Note, the faults only occur in the SRIOV environment.
Workaround: Use SDMA to update the page table. The Guest set up steps are as follows:
sudo modprobe amdgpu vm_update_mode=0
To verify, use
Guest:
cat /sys/module/amdgpu/parameters/vm_update_mode 0
Where expectation is 0.
CU Masking Causes Application to Freeze
Using CU Masking results in an application freeze or runs exceptionally slowly. This issue is noticed only in the GFX10 suite of products. Note, this issue is observed only in GFX10 suite of products.
This issue is under active investigation at this time.
Failed Checkpoint in Docker Containers
A defect with Ubuntu images kernel-5.13-30-generic and kernel-5.13-35-generic with Overlay FS results in incorrect reporting of the mount ID.
This issue with Ubuntu causes CRIU checkpointing to fail in Docker containers.
As a workaround, use an older version of the kernel. For example, Ubuntu 5.11.0-46-generic.
Issue with Restoring Workloads Using Cooperative Groups Feature
Workloads that use the cooperative groups function to ensure all waves can be resident at the same time may fail to restore correctly. This issue is under investigation and will be fixed in a future release.
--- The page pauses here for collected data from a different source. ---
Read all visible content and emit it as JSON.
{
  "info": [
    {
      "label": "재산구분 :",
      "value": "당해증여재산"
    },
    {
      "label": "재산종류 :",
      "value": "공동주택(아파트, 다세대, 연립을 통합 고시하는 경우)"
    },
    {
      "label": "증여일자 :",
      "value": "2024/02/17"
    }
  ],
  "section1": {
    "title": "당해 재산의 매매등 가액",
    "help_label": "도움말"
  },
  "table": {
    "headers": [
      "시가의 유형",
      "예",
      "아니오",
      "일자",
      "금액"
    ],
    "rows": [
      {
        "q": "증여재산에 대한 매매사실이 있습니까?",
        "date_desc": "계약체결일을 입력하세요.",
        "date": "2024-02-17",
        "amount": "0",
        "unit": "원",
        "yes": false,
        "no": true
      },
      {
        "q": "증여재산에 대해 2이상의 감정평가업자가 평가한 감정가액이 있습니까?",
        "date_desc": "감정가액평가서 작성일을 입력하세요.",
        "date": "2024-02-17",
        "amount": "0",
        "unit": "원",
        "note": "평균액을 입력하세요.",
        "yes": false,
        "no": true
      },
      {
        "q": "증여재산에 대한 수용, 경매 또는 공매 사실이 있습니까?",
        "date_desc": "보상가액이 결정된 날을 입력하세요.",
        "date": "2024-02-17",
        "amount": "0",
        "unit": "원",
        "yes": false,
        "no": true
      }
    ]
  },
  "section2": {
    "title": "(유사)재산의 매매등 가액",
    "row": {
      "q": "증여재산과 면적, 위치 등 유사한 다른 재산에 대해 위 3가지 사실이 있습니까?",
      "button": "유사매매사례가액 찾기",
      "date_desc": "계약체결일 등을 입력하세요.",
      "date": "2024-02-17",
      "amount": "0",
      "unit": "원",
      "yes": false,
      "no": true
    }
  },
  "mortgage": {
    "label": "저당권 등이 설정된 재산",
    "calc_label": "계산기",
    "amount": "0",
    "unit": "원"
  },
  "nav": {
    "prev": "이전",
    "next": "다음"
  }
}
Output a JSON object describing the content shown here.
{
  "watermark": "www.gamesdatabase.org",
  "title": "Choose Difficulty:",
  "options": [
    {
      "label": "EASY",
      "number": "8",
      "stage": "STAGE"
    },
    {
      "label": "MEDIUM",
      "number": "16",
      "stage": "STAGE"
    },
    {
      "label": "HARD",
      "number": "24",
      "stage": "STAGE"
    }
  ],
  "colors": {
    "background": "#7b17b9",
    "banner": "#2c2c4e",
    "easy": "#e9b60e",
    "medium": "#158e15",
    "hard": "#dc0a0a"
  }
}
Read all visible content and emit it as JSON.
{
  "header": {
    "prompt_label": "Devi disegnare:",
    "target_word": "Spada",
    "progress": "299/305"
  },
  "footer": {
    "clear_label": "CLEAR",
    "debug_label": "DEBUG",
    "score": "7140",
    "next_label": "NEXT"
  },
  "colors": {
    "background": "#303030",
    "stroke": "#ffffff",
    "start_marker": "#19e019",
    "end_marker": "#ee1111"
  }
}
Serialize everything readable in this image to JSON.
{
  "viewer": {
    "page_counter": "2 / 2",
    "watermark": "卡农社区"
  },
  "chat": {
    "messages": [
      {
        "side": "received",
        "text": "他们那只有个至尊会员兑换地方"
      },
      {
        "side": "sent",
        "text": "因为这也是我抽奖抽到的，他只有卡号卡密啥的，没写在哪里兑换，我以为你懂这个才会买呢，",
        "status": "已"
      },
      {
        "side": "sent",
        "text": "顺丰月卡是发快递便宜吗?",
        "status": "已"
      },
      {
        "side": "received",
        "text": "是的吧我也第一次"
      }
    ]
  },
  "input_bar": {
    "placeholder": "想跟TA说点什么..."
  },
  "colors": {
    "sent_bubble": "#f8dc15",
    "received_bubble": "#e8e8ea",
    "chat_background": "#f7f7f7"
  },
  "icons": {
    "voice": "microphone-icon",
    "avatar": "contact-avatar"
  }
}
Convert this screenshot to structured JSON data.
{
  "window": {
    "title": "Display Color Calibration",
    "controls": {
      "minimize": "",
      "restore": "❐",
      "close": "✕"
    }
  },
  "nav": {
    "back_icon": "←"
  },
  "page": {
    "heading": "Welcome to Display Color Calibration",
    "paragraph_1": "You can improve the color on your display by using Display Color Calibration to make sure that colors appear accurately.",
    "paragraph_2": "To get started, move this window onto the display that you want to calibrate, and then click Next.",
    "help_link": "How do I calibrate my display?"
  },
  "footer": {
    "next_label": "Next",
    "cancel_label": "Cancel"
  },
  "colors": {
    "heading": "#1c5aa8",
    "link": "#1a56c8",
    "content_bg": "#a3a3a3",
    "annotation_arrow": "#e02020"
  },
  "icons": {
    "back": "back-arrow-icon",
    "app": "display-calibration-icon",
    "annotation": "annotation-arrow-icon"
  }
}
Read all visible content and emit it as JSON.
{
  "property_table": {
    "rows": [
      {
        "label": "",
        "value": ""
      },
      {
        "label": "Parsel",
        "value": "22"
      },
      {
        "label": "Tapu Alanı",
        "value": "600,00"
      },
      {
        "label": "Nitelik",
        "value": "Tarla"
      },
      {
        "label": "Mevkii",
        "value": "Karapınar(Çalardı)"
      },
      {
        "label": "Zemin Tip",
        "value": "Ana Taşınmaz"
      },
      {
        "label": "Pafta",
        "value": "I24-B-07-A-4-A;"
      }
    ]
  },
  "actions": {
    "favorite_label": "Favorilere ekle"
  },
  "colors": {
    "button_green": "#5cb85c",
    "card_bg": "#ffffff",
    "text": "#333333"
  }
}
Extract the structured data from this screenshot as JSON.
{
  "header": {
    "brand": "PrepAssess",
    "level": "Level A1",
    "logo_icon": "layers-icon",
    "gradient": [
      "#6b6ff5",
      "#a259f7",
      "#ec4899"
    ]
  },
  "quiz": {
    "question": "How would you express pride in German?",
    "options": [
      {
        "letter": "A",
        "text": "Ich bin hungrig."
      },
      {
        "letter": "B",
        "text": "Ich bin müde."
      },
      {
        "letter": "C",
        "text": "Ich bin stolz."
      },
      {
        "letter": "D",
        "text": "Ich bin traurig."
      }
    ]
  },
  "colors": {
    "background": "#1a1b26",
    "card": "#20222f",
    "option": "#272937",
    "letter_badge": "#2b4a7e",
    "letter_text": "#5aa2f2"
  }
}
Radeon Pro V620 and W6800 Workstation GPUs
No Support for ROCDebugger on SRIOV
ROCDebugger is not supported in the SRIOV environment on any GPU.
This is a known issue and will be fixed in a future release.
Random Error Messages in ROCm SMI for SR-IOV
Random error messages are generated by unsupported functions or commands.
This is a known issue and will be fixed in a future release.